The first two games of the 2012 season have not played out exactly as most Auburn fans were thinking they would. In fact, it has been one of the poorest starts for a season in Auburn history.

Auburn does have two new coordinators for 2012, and there are some young players in key positions, but this does not explain the lack of success on the football field in these first two games. To pinpoint the actual responsibility of this lack of success, attention must be focused on the new staff.

The game plan for the Mississippi State game showed a complete lack of confidence in the players. Auburn played a soft zone pass coverage scheme that would make most high school quarterbacks salivate. The offensive play-calling was so conservative as to borderline on the bazaar.

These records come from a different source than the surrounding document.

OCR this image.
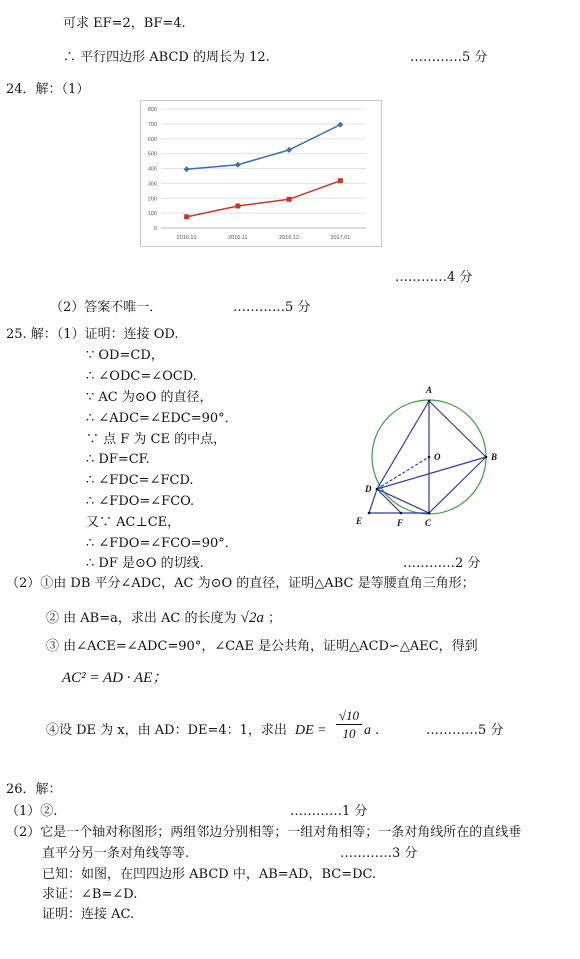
可求 EF=2，BF=4.
∴ 平行四边形 ABCD 的周长为 12.	…………5 分
24．解：（1）
0
100
200
300
400
500
600
700
800
2016.10	2016.11	2016.12	2017.01
…………4 分
（2）答案不唯一．	…………5 分
25. 解：（1）证明：连接 OD.
∵ OD=CD，
∴ ∠ODC=∠OCD.
∵ AC 为⊙O 的直径，
∴ ∠ADC=∠EDC=90°．
∵ 点 F 为 CE 的中点，
∴ DF=CF.
∴ ∠FDC=∠FCD.
∴ ∠FDO=∠FCO.
又∵ AC⊥CE，
∴ ∠FDO=∠FCO=90°．
∴ DF 是⊙O 的切线.	…………2 分
A
B
O
D
E	F C
（2）①由 DB 平分∠ADC，AC 为⊙O 的直径，证明△ABC 是等腰直角三角形；
② 由 AB=a，求出 AC 的长度为 √2a ；
③ 由∠ACE=∠ADC=90°，∠CAE 是公共角，证明△ACD∽△AEC，得到
AC² = AD · AE；
④设 DE 为 x，由 AD：DE=4：1，求出 DE = $\frac{√10}{10}$ a .	…………5 分
26．解：
（1）②.	…………1 分
（2）它是一个轴对称图形；两组邻边分别相等；一组对角相等；一条对角线所在的直线垂
直平分另一条对角线等等.	…………3 分
已知：如图，在凹四边形 ABCD 中，AB=AD，BC=DC.
求证：∠B=∠D.
证明：连接 AC.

It is likely these choices were the responsibility of Gene Chizik in an effort to cut back on the fundamental problems exposed in the first game. If this was the case, it backfired in colossal fashion.

It is very common for coaching staffs to overreact to bad first game performances. For Auburn, this proved to be a choice that only compounded the first week's problems with fundamentals. Changing the overall approach seemed to put the players in an uncomfortable position that led to more mental lapses and even poorer fundamental performances by several individual players.

This leaves Auburn facing week three without improving on the majority of individual fundamental problems seen in week one, like basic blocking and tackling. It also appears that a week was lost for the player’s development in the scheme Auburn desires to run down the road on both offense and defense.

This exposes a glaring weakness in the performance of the head coach. It is his job to oversee the basic development of the entire team. To change the overall approach to the game for players already experiencing problems with fundamentals is simply breathtaking.

The correct approach would have appeared to be simply focusing on fundamentals in practice while maintaining the overall approach to the game to provide stability. Auburn is now a team that seems in disarray and without an offensive or defensive identity after the first two games of the season.

This appears to be an even more drastic version of what Auburn attempted after the Clemson loss of 2011. In that case, it appeared to leave the Auburn offense without an identity for the remainder of the season. This year it appears to have been a disaster for both the offense and defense.

Perhaps it is time for the head coach to step back and allow the two new coordinators to run their show and be responsible for it. Simplifying schemes in the SEC has never and will never work. It is the toughest conference in college football for a reason. No team will rise to the top depending solely on superior talent.

It appears the majority of problems exposed against Mississippi State on Saturday were simply brought about by the overreaction to what occurred in the Clemson game. If Auburn sticks with the changes made between Clemson and Mississippi State for the next game, Auburn will likely again lose in spectacular fashion. None of the original problems have been successfully addressed, and several more were added with these changes.

Soft zone coverage against Louisiana Monroe will only lead to spectacular failure of the defense and another colossal blowout loss for Auburn. Predictable play-calling by the Auburn offense will again lead to anemic results as was the case against Mississippi State in week two and for the majority of the season after the Clemson game in 2011. Such play-calling does not help the defense—it only compounds the problem.

After changing both coordinators for 2012, it appears many of the woes experienced by the 2011 team were perpetuated from the top and not the coordinator level. Sometimes a good head coach needs to know when to get out of the way. In this particular case, it appears to be the case.

For now, Brian VanGorder appears to be Ted Roof’s twin, and Scot Loeffler is just another version of the Gus Malzahn that was so predictable for the last half of the 2011 season. Could this be the head coach's influence?

It's time for Gene Chizik to right this ship by whatever means necessary. It would appear his first approach was a step in the wrong direction last week. Maybe it is time for Gene Chizik to trust in the offseason hires he made and see what they can accomplish in week three.